In preparation for an upcoming business meeting, I am reading A Sense of Urgency by John P. Kotter.
His basic premise is that the primary reason so many objectives are never reached and initiatives fail is a lack of a true sense of urgency. Instead many organizations and individuals suffer through a complacency that often goes unnoticed or a false sense of urgency that involves much activity but little real impact.
Great Leaders win over the hearts and minds of others.
I’m only about a third of the way through his book and haven’t reached any of his strategies at this point, but I was drawn to a section subtitled Aim for the Heart. He states that while knowledge is important, “emotions influence action even more.”
He cites the example of Martin Luther King, Jr.’s I Have A Dream speech on the steps of the Lincoln Memorial.
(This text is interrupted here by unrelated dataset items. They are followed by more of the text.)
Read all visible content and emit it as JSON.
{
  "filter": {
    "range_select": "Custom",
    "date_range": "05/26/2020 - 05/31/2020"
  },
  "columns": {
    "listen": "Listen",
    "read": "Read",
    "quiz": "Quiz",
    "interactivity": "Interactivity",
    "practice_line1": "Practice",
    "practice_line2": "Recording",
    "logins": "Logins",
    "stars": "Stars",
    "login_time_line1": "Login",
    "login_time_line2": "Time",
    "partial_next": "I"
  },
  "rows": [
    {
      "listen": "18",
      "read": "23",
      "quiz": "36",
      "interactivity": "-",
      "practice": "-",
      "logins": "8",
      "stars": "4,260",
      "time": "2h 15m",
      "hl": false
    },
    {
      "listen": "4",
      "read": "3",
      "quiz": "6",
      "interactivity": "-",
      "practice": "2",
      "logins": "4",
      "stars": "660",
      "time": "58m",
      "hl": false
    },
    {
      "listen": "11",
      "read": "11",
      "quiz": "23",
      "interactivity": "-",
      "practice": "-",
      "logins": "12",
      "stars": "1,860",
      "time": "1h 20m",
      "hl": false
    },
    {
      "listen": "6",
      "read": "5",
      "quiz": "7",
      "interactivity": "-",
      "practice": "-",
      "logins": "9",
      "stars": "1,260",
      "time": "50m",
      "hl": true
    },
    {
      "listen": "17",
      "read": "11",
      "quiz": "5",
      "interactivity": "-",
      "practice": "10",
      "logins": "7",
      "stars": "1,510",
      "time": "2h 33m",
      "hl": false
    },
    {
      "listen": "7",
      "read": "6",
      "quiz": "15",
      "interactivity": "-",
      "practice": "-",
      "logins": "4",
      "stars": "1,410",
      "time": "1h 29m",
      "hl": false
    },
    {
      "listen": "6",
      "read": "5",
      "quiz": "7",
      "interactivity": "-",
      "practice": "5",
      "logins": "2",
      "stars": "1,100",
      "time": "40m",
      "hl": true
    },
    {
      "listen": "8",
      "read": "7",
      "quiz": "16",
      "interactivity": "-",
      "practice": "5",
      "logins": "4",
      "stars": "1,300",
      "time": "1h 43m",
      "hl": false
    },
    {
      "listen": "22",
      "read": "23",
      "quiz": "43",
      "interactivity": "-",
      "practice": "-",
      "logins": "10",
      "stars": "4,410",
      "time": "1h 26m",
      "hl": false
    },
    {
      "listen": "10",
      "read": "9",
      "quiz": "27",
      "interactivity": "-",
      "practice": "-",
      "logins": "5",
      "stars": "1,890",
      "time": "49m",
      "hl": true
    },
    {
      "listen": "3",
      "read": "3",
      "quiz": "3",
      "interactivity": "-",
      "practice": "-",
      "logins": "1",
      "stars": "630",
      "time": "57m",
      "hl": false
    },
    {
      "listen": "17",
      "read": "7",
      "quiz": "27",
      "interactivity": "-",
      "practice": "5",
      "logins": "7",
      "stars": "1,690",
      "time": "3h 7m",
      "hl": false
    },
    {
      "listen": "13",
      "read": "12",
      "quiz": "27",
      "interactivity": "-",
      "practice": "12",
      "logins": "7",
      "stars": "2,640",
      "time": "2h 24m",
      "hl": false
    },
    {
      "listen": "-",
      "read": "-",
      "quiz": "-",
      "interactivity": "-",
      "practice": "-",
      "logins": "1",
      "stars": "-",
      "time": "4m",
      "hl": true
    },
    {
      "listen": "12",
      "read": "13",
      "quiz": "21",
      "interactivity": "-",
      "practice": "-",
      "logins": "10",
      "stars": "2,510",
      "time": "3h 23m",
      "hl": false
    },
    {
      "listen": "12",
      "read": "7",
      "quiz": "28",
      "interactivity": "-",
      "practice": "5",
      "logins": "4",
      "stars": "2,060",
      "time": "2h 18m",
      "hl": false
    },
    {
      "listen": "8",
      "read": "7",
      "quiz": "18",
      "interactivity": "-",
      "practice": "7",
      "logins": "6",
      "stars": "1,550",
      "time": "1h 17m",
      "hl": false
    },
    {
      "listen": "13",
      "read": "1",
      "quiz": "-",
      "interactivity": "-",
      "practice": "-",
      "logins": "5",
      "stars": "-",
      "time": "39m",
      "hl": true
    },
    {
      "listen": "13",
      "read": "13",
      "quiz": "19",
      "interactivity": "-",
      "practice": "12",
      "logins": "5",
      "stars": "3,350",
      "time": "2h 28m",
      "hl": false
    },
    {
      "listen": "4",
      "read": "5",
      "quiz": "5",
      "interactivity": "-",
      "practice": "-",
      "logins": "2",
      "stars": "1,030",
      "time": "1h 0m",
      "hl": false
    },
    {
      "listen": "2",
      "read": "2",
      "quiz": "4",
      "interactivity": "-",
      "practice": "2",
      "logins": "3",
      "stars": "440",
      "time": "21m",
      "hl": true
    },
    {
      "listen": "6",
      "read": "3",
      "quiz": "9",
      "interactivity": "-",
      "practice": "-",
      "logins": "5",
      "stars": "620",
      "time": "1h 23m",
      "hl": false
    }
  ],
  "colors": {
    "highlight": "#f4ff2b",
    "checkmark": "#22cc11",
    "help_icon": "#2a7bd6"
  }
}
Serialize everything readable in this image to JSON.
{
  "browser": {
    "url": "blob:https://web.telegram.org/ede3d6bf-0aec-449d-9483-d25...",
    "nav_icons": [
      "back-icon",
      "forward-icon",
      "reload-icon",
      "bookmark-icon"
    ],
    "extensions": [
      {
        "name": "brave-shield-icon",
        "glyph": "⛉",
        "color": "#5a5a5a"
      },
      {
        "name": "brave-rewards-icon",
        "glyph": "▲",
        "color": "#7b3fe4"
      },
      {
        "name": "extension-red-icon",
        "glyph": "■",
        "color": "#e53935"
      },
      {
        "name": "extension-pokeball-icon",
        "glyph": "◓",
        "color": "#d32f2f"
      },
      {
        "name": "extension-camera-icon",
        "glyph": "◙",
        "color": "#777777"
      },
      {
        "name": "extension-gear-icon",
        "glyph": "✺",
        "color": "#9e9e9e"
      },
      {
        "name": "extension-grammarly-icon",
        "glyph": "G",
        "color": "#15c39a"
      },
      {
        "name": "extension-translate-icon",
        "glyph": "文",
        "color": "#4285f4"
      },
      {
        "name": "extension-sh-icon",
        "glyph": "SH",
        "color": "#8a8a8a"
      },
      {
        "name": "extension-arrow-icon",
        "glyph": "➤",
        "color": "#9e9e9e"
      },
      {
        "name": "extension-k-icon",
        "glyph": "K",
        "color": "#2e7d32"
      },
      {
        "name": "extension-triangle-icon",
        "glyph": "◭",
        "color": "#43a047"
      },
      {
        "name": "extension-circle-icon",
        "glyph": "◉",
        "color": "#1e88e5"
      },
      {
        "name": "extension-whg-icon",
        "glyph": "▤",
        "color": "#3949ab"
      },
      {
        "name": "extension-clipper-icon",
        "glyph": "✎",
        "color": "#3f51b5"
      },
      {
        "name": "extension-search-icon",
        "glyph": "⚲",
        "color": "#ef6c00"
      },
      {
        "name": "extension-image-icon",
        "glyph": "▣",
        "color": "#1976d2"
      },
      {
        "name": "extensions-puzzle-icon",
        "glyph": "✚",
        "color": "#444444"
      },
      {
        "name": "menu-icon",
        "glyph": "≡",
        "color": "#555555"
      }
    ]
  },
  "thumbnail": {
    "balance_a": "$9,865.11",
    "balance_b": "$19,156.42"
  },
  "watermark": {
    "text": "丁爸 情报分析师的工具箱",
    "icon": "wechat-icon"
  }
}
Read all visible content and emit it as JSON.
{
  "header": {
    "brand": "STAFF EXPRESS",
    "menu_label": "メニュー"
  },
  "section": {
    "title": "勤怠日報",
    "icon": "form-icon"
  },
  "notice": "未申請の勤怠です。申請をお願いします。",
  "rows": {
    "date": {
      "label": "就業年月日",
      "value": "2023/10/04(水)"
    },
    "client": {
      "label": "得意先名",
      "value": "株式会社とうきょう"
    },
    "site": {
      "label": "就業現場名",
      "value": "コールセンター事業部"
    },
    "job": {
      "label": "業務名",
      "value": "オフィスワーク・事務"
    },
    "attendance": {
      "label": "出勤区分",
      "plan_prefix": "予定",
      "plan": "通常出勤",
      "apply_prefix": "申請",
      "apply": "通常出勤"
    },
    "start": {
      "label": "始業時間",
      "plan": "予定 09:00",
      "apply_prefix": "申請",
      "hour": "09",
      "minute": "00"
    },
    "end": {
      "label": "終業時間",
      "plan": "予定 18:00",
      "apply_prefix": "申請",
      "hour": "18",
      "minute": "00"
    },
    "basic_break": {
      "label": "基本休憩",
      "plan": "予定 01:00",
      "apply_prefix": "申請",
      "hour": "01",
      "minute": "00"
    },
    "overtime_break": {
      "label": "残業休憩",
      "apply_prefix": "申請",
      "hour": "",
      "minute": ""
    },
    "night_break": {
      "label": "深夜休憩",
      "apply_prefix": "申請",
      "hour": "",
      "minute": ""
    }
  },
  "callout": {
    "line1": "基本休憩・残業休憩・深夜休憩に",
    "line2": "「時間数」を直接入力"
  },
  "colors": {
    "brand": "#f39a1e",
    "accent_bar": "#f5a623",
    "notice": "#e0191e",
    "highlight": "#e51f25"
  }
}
He “did not reduce anger among black and contentment or anxiety about whites by announcing on the Washington Mall, “I have a strategic plan.” A mind driven case could easily be made, and was made by many people at the time: treatment of blacks was inconsistent with some of the country’s most cherished values…and hurt people; un-Christian behavior toward blacks undermined Christianity itself…”
King’s example is fully rational and reaches an emotional part of the heart. Mindless emotion is not the point. The key he is advocating is to make your case in such a way that is directed to reach the mind by aiming at the heart. I usually apply this type of book to areas beyond the world of pharmaceutical sales. How do I apply this as a husband, a parent and a teacher? How would you?